ENDING ENDLESS 雑記帖

文芸・音楽系文筆業=円堂都司昭のブログ

「ディズニー・アート展」

昨日、東京都現代美術館にて「ディズニー・アート展」をみる。
http://www.disney.co.jp/disneyart/index2.html
飾られた絵のなかに、「コンセプト・アート」と肩書きのついたものが少なからずある。しかし、べつに前衛的でも実験的でもない、普通の絵じゃん?――と不思議に思う。
ふと、説明文に気づく。「コンセプト・アート」とは、映画のスタイルやイメージを決めるため事前に描かれるイメージ画のことを指すのだという。そうだったのか。
場所が現代美術館だっただけに、「コンセプチュアル・アート」と勘違いしたよ。紛らわしいなぁ。


普通の美術展の場合、額に入れられた絵が主役だ。会場のモニターでヴィデオが流されていても、それは補足的な説明にすぎない。コンセプト・アートや背景画など、オリジナル画を主体にした今回の展示も、基本的にそうした図式は変わらない。
でも、よく考えてみると、動いてこそのアニメーションだ。アニメからすると、飾られ、止まっている絵は、制作途中で踏み台になった試作品、あるいは作品を組み立てるうえでの部材にすぎない。本当は、ヴィデオで紹介されていたアニメのほうが本来のディズニー“作品”であり、会場の壁に飾られたものは、映像に対する補足的な説明にあたるだろう。
だから、通常の美術展とは逆の、倒錯した図式になっている。――そう考えると、微妙に現代美術っぽいかも。


とにかく、『眠れる森の美女』の背景に描かれた木の肌の質感、細かさ、臨場感に驚かされた。
眠れる森の美女 (新ディズニー名作コレクション(雑誌))
また、サルバドール・ダリとディズニーのコラボ「デスティーノ」は面白かった。
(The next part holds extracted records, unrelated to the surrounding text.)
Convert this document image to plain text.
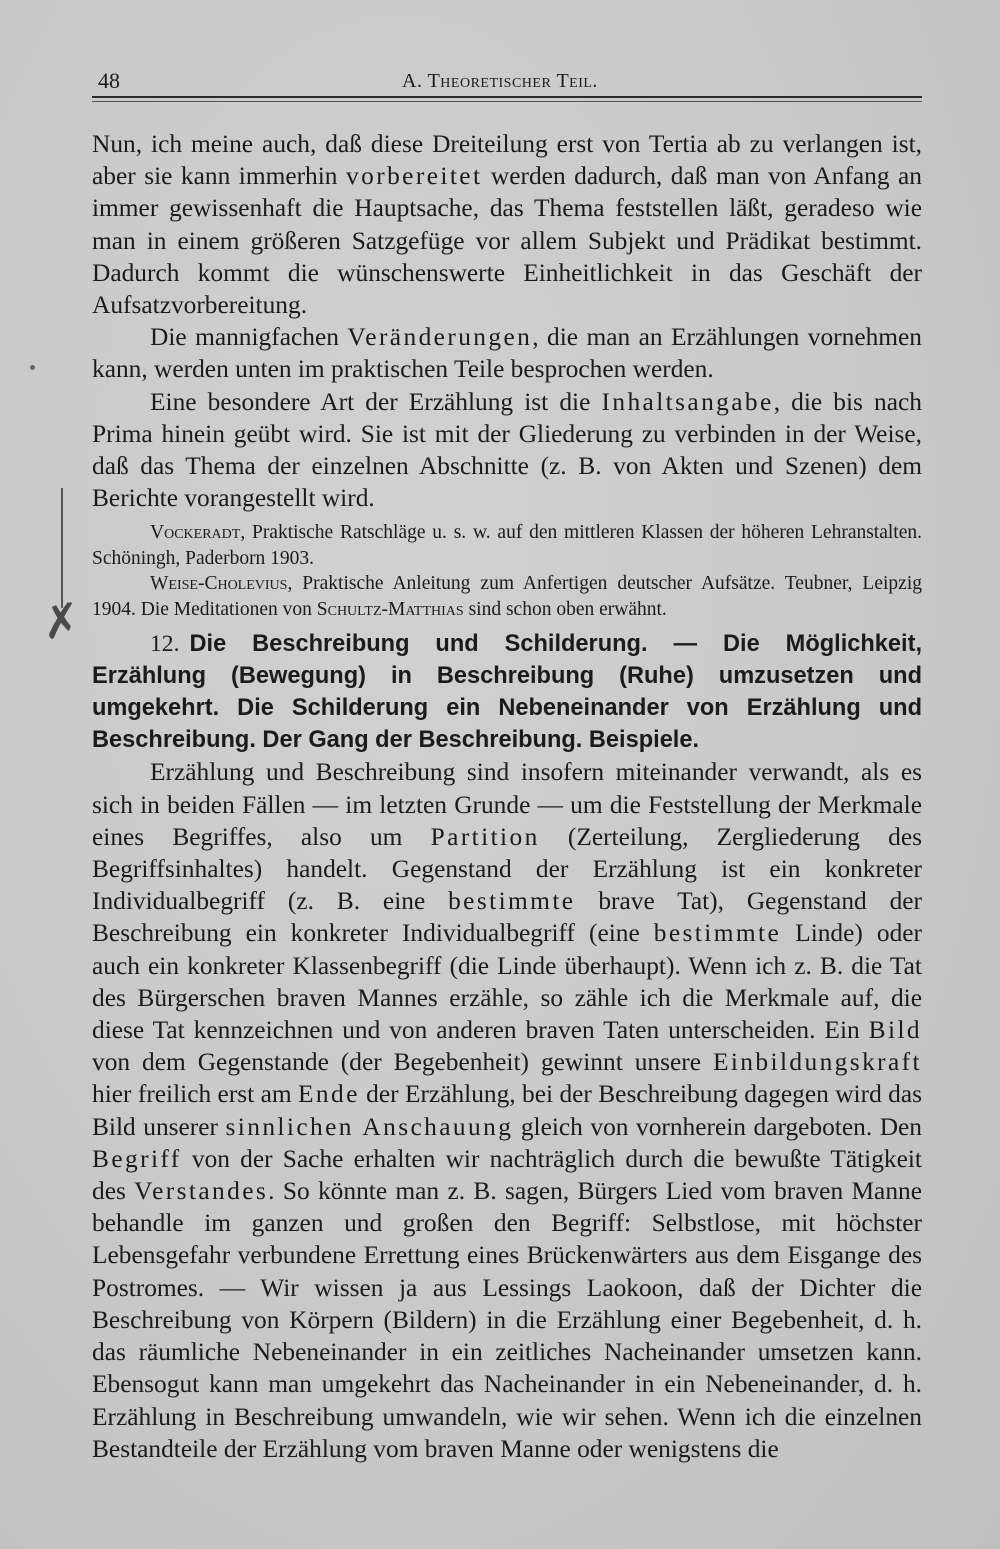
✗
48	A. Theoretischer Teil.

Nun, ich meine auch, daß diese Dreiteilung erst von Tertia ab zu verlangen ist, aber sie kann immerhin vorbereitet werden dadurch, daß man von Anfang an immer gewissenhaft die Hauptsache, das Thema feststellen läßt, geradeso wie man in einem größeren Satzgefüge vor allem Subjekt und Prädikat bestimmt. Dadurch kommt die wünschenswerte Einheitlichkeit in das Geschäft der Aufsatzvorbereitung.

Die mannigfachen Veränderungen, die man an Erzählungen vornehmen kann, werden unten im praktischen Teile besprochen werden.

Eine besondere Art der Erzählung ist die Inhaltsangabe, die bis nach Prima hinein geübt wird. Sie ist mit der Gliederung zu verbinden in der Weise, daß das Thema der einzelnen Abschnitte (z. B. von Akten und Szenen) dem Berichte vorangestellt wird.

Vockeradt, Praktische Ratschläge u. s. w. auf den mittleren Klassen der höheren Lehranstalten. Schöningh, Paderborn 1903.

Weise-Cholevius, Praktische Anleitung zum Anfertigen deutscher Aufsätze. Teubner, Leipzig 1904. Die Meditationen von Schultz-Matthias sind schon oben erwähnt.

12. Die Beschreibung und Schilderung. — Die Möglichkeit, Erzählung (Bewegung) in Beschreibung (Ruhe) umzusetzen und umgekehrt. Die Schilderung ein Nebeneinander von Erzählung und Beschreibung. Der Gang der Beschreibung. Beispiele.

Erzählung und Beschreibung sind insofern miteinander verwandt, als es sich in beiden Fällen — im letzten Grunde — um die Feststellung der Merkmale eines Begriffes, also um Partition (Zerteilung, Zergliederung des Begriffsinhaltes) handelt. Gegenstand der Erzählung ist ein konkreter Individualbegriff (z. B. eine bestimmte brave Tat), Gegenstand der Beschreibung ein konkreter Individualbegriff (eine bestimmte Linde) oder auch ein konkreter Klassenbegriff (die Linde überhaupt). Wenn ich z. B. die Tat des Bürgerschen braven Mannes erzähle, so zähle ich die Merkmale auf, die diese Tat kennzeichnen und von anderen braven Taten unterscheiden. Ein Bild von dem Gegenstande (der Begebenheit) gewinnt unsere Einbildungskraft hier freilich erst am Ende der Erzählung, bei der Beschreibung dagegen wird das Bild unserer sinnlichen Anschauung gleich von vornherein dargeboten. Den Begriff von der Sache erhalten wir nachträglich durch die bewußte Tätigkeit des Verstandes. So könnte man z. B. sagen, Bürgers Lied vom braven Manne behandle im ganzen und großen den Begriff: Selbstlose, mit höchster Lebensgefahr verbundene Errettung eines Brückenwärters aus dem Eisgange des Postromes. — Wir wissen ja aus Lessings Laokoon, daß der Dichter die Beschreibung von Körpern (Bildern) in die Erzählung einer Begebenheit, d. h. das räumliche Nebeneinander in ein zeitliches Nacheinander umsetzen kann. Ebensogut kann man umgekehrt das Nacheinander in ein Nebeneinander, d. h. Erzählung in Beschreibung umwandeln, wie wir sehen. Wenn ich die einzelnen Bestandteile der Erzählung vom braven Manne oder wenigstens die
グンニャリした時計に代表される例のダリ的風景を短編アニメにしたものだが、動きはいかにもディズニー的で、シュールな『ファンタジア』という印象。
ヒロインに関して、ダリがモデルにし続けた愛妻ガラと白雪姫を混ぜたようなデザインになっているのも、微笑ましい。

ホンマタカシ「東京郊外」

「ディズニー・アート展」のあと、常設展を覗いた。ホンマタカシの「東京郊外 TOKYO SUBURBIA」と題した写真連作は、千葉の風景ばかり並べている。そのなかに、新浦安のマンションを上から写した作品があった。90年代半ばの浦安マリナーイーストを撮ったもので、高い建物の周囲には、まだなにもない原っぱが広がっている。
マンションの孤立感、風景全体の荒涼感に、ちょっとゾッとした。